A little over a year ago cinematographer Halyna Hutchins was fatally shot by Alec Baldwin on the set of the movie Rust.
It is my understanding they were filming a scene where Baldwin’s character aims his gun at the camera and fires. The gun Baldwin used had live ammunition in it and Ms. Hutchins, who was behind the camera, was shot and killed while the movie’s director, Joel Souza, was hit in the shoulder.
The event is an indisputable tragedy and, further, should never, never, never have happened.
It is abundantly clear someone on the movie’s staff was very careless with either checking the guns used on the set or HUGELY irresponsible in bringing live ammo there. Alec Baldwin was handed a gun that obviously did not have blanks in it and therefore the tragedy happened.
Yesterday, prosecutors decided to charge Alec Baldwin and Hannah Gutierrez Reed, the movie’s armorer, with involuntary manslaughter.
Though I don’t know the intimate details of the charges. SAG-AFTRA, the actors’ guild, came out with a response to these charges against Alec Baldwin…
They state:
The guidelines do not make it the performer’s responsibility to check any firearm. Performers train to perform, and they are not required or expected to be experts on guns or experienced in their use. The industry assigns that responsibility to qualified professionals who oversee their use and handling in every aspect. Anyone issued a firearm on set must be given training and guidance in its safe handling and use, but all activity with firearms on a set must be under the careful supervision and control of the professional armorer and the employer.
I agree with this.
However -and I could very well be wrong here- I believe Mr. Baldwin is being charged as the producer of the movie rather than the “actor” within. As a producer, he then may have some responsibility in making sure the set is safe. However, given the way credits are doled out in movies, his “producer” role may have been in name only.
The big question, unanswered to this point, is how live rounds made their way to this movie set. I suspect we may never get an answer to that.
Ms. Reed, the armorer, has stated she thought the ammunition within the gun was “dummy” rounds.
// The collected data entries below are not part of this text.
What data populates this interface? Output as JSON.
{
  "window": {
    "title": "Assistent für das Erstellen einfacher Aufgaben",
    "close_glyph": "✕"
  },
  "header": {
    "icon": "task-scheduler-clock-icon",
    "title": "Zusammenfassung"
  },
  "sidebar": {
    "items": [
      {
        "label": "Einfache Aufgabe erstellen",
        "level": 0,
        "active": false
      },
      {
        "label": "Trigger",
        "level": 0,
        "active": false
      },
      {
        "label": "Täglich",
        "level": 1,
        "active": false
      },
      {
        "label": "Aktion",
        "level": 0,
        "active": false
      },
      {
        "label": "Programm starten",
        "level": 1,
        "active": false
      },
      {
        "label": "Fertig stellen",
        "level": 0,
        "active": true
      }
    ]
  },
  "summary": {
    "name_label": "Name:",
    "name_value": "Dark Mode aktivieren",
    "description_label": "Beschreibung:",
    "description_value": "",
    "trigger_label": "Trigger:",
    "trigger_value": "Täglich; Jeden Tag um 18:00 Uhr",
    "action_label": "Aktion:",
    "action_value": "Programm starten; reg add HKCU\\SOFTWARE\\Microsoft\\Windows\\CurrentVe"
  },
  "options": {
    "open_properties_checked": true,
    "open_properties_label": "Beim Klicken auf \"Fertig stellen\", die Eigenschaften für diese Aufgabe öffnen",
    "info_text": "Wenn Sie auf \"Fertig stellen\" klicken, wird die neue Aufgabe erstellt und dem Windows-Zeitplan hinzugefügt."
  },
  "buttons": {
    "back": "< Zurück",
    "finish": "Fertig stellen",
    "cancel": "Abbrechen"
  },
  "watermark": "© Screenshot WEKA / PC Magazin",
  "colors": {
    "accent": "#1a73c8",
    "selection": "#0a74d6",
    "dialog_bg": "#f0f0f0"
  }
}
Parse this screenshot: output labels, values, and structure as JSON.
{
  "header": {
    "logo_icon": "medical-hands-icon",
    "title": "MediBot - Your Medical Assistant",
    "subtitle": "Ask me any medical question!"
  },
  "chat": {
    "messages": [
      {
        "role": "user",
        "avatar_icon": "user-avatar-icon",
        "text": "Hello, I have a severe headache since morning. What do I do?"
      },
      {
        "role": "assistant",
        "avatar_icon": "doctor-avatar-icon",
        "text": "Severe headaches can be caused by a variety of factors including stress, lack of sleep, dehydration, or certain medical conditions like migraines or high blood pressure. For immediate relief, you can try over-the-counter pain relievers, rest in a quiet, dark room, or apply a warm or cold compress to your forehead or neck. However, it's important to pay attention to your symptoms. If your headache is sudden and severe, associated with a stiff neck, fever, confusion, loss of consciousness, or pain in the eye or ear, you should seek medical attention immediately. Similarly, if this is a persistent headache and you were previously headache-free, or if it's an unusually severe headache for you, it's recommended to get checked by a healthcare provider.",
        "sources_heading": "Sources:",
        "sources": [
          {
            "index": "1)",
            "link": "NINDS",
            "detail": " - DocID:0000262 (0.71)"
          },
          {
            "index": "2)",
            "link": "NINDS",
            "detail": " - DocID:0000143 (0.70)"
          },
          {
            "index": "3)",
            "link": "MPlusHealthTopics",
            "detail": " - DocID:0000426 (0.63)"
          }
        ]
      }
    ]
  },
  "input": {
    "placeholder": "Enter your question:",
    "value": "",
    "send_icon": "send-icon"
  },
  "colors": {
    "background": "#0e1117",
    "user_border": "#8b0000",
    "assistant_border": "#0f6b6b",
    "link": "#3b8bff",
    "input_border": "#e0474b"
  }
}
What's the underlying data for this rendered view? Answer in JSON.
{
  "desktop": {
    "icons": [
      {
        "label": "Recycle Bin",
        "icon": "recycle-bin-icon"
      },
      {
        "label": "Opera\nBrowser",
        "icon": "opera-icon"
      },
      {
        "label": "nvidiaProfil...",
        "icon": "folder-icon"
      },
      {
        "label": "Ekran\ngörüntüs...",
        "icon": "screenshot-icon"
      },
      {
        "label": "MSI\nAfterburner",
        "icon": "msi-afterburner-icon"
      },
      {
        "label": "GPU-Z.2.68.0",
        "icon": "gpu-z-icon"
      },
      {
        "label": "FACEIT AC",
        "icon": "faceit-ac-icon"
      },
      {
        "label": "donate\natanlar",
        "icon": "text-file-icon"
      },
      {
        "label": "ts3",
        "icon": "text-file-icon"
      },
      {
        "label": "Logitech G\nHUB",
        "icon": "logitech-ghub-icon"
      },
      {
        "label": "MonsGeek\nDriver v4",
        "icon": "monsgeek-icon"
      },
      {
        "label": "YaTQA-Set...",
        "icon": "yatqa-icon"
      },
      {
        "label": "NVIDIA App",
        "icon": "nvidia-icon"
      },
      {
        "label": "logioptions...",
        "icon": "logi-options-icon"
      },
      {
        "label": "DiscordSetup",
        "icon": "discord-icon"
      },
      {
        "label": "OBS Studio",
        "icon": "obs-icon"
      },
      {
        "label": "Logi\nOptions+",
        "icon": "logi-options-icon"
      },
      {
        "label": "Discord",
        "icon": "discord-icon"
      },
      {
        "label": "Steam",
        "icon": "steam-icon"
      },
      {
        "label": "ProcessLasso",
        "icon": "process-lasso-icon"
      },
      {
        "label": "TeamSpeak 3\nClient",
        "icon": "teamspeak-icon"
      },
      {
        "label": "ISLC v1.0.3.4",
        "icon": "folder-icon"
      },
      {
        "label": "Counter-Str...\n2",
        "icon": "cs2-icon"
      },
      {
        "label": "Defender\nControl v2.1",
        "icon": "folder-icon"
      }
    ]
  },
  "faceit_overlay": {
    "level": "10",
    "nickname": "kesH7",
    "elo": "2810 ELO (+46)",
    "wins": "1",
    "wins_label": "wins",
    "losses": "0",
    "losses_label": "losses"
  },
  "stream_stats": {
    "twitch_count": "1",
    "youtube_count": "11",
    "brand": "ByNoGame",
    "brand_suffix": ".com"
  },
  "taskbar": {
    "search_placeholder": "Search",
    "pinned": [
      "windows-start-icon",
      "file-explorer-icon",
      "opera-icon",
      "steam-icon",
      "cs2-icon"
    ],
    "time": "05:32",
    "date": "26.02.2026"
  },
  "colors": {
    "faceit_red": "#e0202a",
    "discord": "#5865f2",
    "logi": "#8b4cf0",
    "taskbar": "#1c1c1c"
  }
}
Either way, tragedy occurred and now we have charges brought forward.
I have to wonder, given today’s technology and the use of CGI effects, why any movie set has to have a “real” gun in it, even if it is watched and checked diligently.
Why, I wonder, aren’t there studios who have warehouses full of dummy guns which realistically “kick” when fired but cannot actually be loaded with real ammunition? In post-production studios can add sound effects and CGI flashes for the gunshots and at least that way everyone is far safer, no?